Trottinette ou gyropode, l’objet roulant doit surtout être assuré !  " Même s’il y a un flou législatif actuellement autour de ces engins, l’assurance est nécessaire même si elle n’est pas encore obligatoire ", précise Gilles Clain.

A sa connaissance, aucun accident n’a été enregistré avec ces nouveaux moyens de circulation. Du côté de la gendarmerie, même discours : " Nous n’avons pas été missionnés encore sur un accident impliquant ces équipements sur notre territoire d’affectation, reconnaît Laurent Frutos, chef d’escadron de la Gendarmerie nationale. C’est compréhensible car ce sont des engins à usage citadin. Néanmoins, il est évident que dans l’avenir la cohabitation avec les piétons peut devenir conflictuelle. "

Cohabitation difficile

De fait, il n’est pas rare que des piétons soient obligés de descendre sur la chaussée pour laisser passer trottinettes et autres gyropodes. "Les trottoirs, à Saint-Denis, sont trop étroits. Quand une trottinette électrique ou un autre +truc+ moderne arrive, c’est souvent le piéton qui descend  sur la route", râle Emilie qui en croise de plus en plus rue Jules Auber ou rue Juliette Dodu.

Plus énervée encore, une jeune maman qui a rattrapé de justesse son marmaille de 2 ans avant une collision avec un gyropode sur le Barachois, à la hauteur de la plaine de jeux : " Ce monsieur roulait assez vite. Si on ne peut plus laisser les enfants évoluer sur un espace de promenade, ça devient problématique ", dit-elle. 

Une nouvelle législation à géométrie variable

Ce sont justement ces soucis de cohabitation entre piétons à roues et piétons à pieds qui amène la Ministre des Transports, Elisabeth Borne, à prévoir un ajustement du Code de la route en direction de ces "nouveaux équipements" qui devraient perdre leur qualificatif piéton, et être incités à utiliser exclusivement les pistes cyclables et la chaussée, selon les dispositions que prévoiera la future Loi d'orientation des mobilités, en principe présentée fin octobre 2018.

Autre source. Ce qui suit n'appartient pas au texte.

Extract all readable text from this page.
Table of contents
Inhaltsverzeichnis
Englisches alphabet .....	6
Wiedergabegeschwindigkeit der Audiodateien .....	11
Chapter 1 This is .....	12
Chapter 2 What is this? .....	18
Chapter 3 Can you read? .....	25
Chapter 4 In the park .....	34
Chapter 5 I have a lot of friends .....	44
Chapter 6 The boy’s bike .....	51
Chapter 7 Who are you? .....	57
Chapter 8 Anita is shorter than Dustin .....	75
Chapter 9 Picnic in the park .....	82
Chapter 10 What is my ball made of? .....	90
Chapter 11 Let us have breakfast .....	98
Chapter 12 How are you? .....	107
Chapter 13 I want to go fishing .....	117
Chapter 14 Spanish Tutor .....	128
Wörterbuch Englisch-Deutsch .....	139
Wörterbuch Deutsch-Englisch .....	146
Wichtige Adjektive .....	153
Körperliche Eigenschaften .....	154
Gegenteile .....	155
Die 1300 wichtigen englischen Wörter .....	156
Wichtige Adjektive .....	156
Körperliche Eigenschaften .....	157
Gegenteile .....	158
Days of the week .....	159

Dans l'interview accordée à notre confrère Europe 1 vendredi 21 septembre, la Ministre n'a pas évoqué les gyropodes. Mais il est permis de penser que tout moyen de déplacement roulant et rapide pourrait être concerné par cette législation à venir. Petit bémol mis à la clé par Elisabeth Borne, la possibilité pour les maires de jouer la partition selon leur possibilité les élus locaux pourraient adapter le cadre légal en fonction des situations locales spécifiques, a-t-elle indiqué. Souci : à La Réunion, les pistes cyclables en centre-ville, principal lieu d'évolution de ces engins électriques, ne courent pas les rues.

En renvoyant sur la chaussée trottinettes et gyropodes, le Ministère résoudra certes les problèmes d'assurance et de port de casque de protection qui deviendront donc de fait obligatoires mais reste à évaluer les risques d'accidents avec des véhicules.. Le rapport de force risque d'être encore plus inégal qu'entre voiture et vélo en cas d'accident, pour des raisons de visibilité, le trottineur étant moins haut sur roues. A minima, les altercations changeront de camp : exit le conflit piétons à roues/piétons à pieds, la prise de tête se jouera sans doute entre conducteurs et trottineurs-gyropodeurs, surtout dans les rues étroites où les dépassements sont compliqués et la visibilité moindre.